A raise of hands, please: Out of a giant pile of review DVDs, how many of you would grab for the one-hour film on eels?
My thoughts exactly. The wet, slimy eel — a fish that resembles a snake — ranks right up there with insects, snakes and worms as a creature that gets the skin crawling.
But the next installment of Nature, called The Mystery of Eels, may change your mind about the heroic, often insulted species. It premieres Wednesday, April 17, 8 p.m. ET on PBS (check local listings).
Hosted and narrated by artist and writer James Prosek, The Mystery of Eels is a pan-global diary of his search for the story of the eel, in all of its murky origins and arduous journeys. Prosek grew up in Connecticut and starts there, showing us the vast squirming populations of eels that inhabit New England's rivers.
Eels? In Connecticut?
Turns out the species, which can swim backward as well as it swims forward, is migratory. It hatches somewhere in the vast salt water oceans, and the eel larvae makes its way across hundreds and thousands of miles to the mouths of rivers where they undergo a metamorphosis. The eels mature and live in fresh water before returning to the sea to spawn before dying.
Posek next travels to Japan to learn about the fish that in that part of the world is a delicacy, and a multibillion dollar business.
"Scientifically, eels are totally unknown," says ocean scientist Dr. Katsumi Tsukamoto. "This is just my speculation, but they aggregate in a thousand or ten thousand and make eel balls, in the ocean under the sea surface about two hundred meters deep. Then they spontaneously spawn. Sperm and eggs in the dark ocean."
OK, so it's not a PG-13 image, but it's definitely something only nature in all its infinite, bizarre majesty could conjour. Since no one has ever witnessed this behavior, Prosek, a visual artist, produces a large graphic design of Tsukamoto's vision in his studio.

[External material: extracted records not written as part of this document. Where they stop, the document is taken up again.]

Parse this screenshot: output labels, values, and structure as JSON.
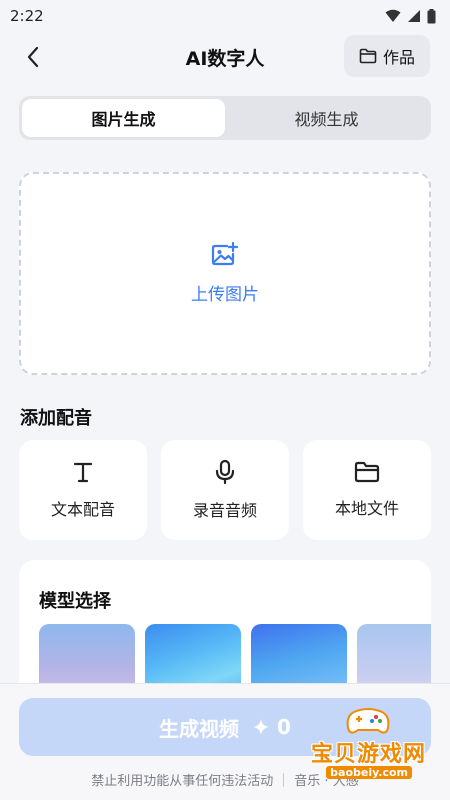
{
  "status_bar": {
    "time": "2:22",
    "icons": [
      "wifi-icon",
      "signal-icon",
      "battery-icon"
    ]
  },
  "header": {
    "title": "AI数字人",
    "works_label": "作品"
  },
  "tabs": [
    {
      "label": "图片生成",
      "active": true
    },
    {
      "label": "视频生成",
      "active": false
    }
  ],
  "upload": {
    "label": "上传图片"
  },
  "audio_section": {
    "title": "添加配音",
    "options": [
      {
        "label": "文本配音",
        "icon": "text-icon"
      },
      {
        "label": "录音音频",
        "icon": "microphone-icon"
      },
      {
        "label": "本地文件",
        "icon": "folder-icon"
      }
    ]
  },
  "model_section": {
    "title": "模型选择"
  },
  "bottom": {
    "generate_label": "生成视频",
    "cost": "0",
    "disclaimer": "禁止利用功能从事任何违法活动",
    "disclaimer_extra": "音乐 · 大感"
  },
  "watermark": {
    "text": "宝贝游戏网",
    "url": "baobeiy.com"
  },
  "colors": {
    "accent": "#3d7df0",
    "generate_disabled": "#c5d7f8",
    "background": "#f4f5f9",
    "watermark": "#f08a00"
  }
}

Next Prosek takes us to New Zealand, where the largest eel species, the Longfin, resides. The Longfin grows to be 4- to 5-feet long, and can live to be 80 years or more, before returning to the ocean. Despite its longevity, the species is threatened because New Zealand rivers are dotted with hydroelectric dams; the eels get caught in the turbines and are chopped to pieces.
In New Zealand, Prosek meets an old fisherman who once made his living off the eels, and who is now dedicated to a trap-and-release program that transports the eels around the power plants so they can safely get to the sea. It's a poignant moment when he says that, after years of hunting them down, he's just trying to give something back.
Prosek also finds older Mâori natives who are working to protect the species. The eel is not just an essential part of the Mâori diet, it's also revered by the native people. They tell of the eel's sacred status within their culture, explaining how the eels, who can writhe over land for short distances if necessary, are a symbol of the prehistoric power of nature and the cycle of all things.
Prosek, who is not a professional broadcaster, does not have a voice that is well suited to narration, and that's sometimes a distraction. Nevertheless, he spins a compelling tale. As a boy Prosek was repulsed by the fish when they got caught up on his fishing hook. He now sees the eels as representing "a thread that ties both oceans and rivers together … they made me feel that the world was held together by one interconnected system of beauty magic and mystery."
By the end of The Mystery of Eels, we feel the same. Surviving across millennia, and journeying thousands of miles to continue their kind, they're slimy dwellers of the dark no more.